A new government report affirms that payers and providers are tightening the reins on healthcare spending.
A HCFA report released last week indicates U.S. healthcare spending defied forecasts that it would exceed $1 trillion in 1994. In fact, healthcare spending fell $11.5 billion short of that mark even in 1995, according to HCFA.
The $988.5 billion spent on healthcare in 1995 was a 5.5% increase over the $937.1 billion spent in 1994.
The report from HCFA actuaries said healthcare spending growth between 1993 and 1995 was the smallest in 30 years, reflecting slow growth in private health insurance expenditures and increased managed-care enrollment. Privately financed healthcare spending went up just 2.9% from 1994 to 1995.
Despite the healthcare system's success in holding down cost growth, the same isn't necessarily true in public programs, where costs increased 8.7% from 1994 to 1995.
That trend may put new pressure on Washington lawmakers to agree to Medicare and Medicaid reforms that will restrain spending growth.
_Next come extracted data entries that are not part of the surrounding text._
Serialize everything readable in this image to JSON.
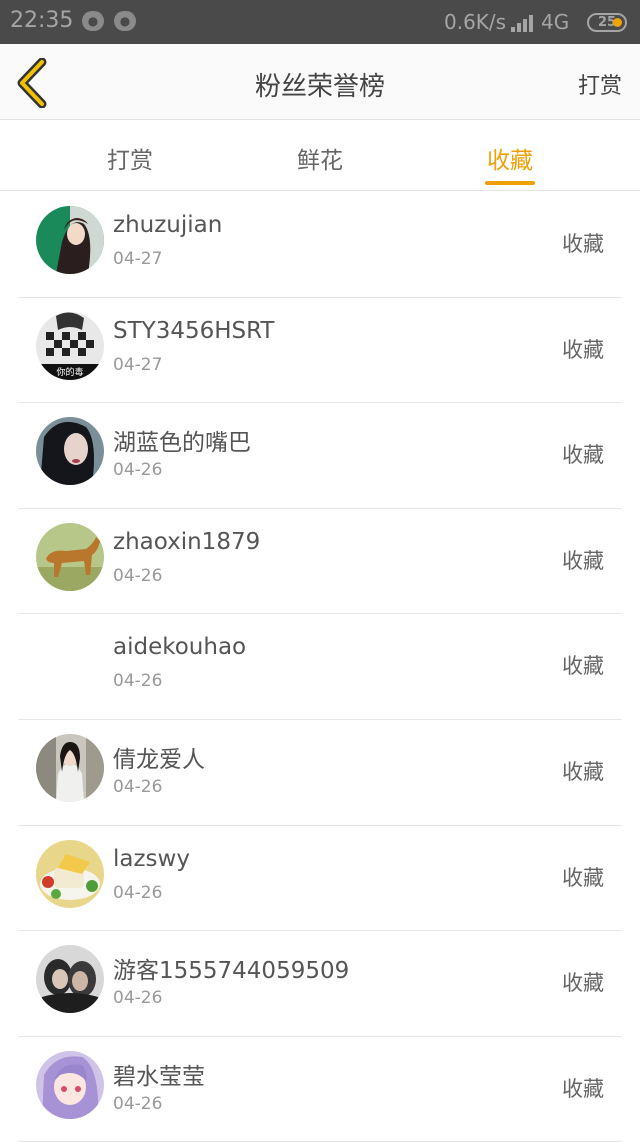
{
  "status": {
    "time": "22:35",
    "net_speed": "0.6K/s",
    "network": "4G",
    "battery": "25"
  },
  "header": {
    "title": "粉丝荣誉榜",
    "right_label": "打赏"
  },
  "tabs": [
    {
      "label": "打赏",
      "active": false
    },
    {
      "label": "鲜花",
      "active": false
    },
    {
      "label": "收藏",
      "active": true
    }
  ],
  "colors": {
    "accent": "#f0a00a"
  },
  "fans": [
    {
      "name": "zhuzujian",
      "date": "04-27",
      "action": "收藏",
      "avatar": "anime-man-avatar"
    },
    {
      "name": "STY3456HSRT",
      "date": "04-27",
      "action": "收藏",
      "avatar": "plaid-shirt-avatar"
    },
    {
      "name": "湖蓝色的嘴巴",
      "date": "04-26",
      "action": "收藏",
      "avatar": "dark-hair-woman-avatar"
    },
    {
      "name": "zhaoxin1879",
      "date": "04-26",
      "action": "收藏",
      "avatar": "dog-avatar"
    },
    {
      "name": "aidekouhao",
      "date": "04-26",
      "action": "收藏",
      "avatar": ""
    },
    {
      "name": "倩龙爱人",
      "date": "04-26",
      "action": "收藏",
      "avatar": "girl-street-avatar"
    },
    {
      "name": "lazswy",
      "date": "04-26",
      "action": "收藏",
      "avatar": "food-plate-avatar"
    },
    {
      "name": "游客1555744059509",
      "date": "04-26",
      "action": "收藏",
      "avatar": "couple-avatar"
    },
    {
      "name": "碧水莹莹",
      "date": "04-26",
      "action": "收藏",
      "avatar": "anime-girl-avatar"
    }
  ]
}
Long-term-care services registered some of the fastest growth in 1995. Spending on home-care services rose 8.6% in 1995 to $28.6 billion, while spending on nursing-home care grew 7.5% to $77.9 billion.
The growth in spending on hospital care from 1994 to 1995 was the slowest of any sector. Its annual increase of just 4.5% was down from as high as 10.1% from 1990 to 1991. Hospital spending reached $350.1 billion in 1995.
Hospital spending also remains by far the largest component of national healthcare spending. Its slow growth, however, coupled with faster growth in such sectors as home care, nursing-home care and other professional services, pushed its share of total spending below 40% for the first time in about 30 years.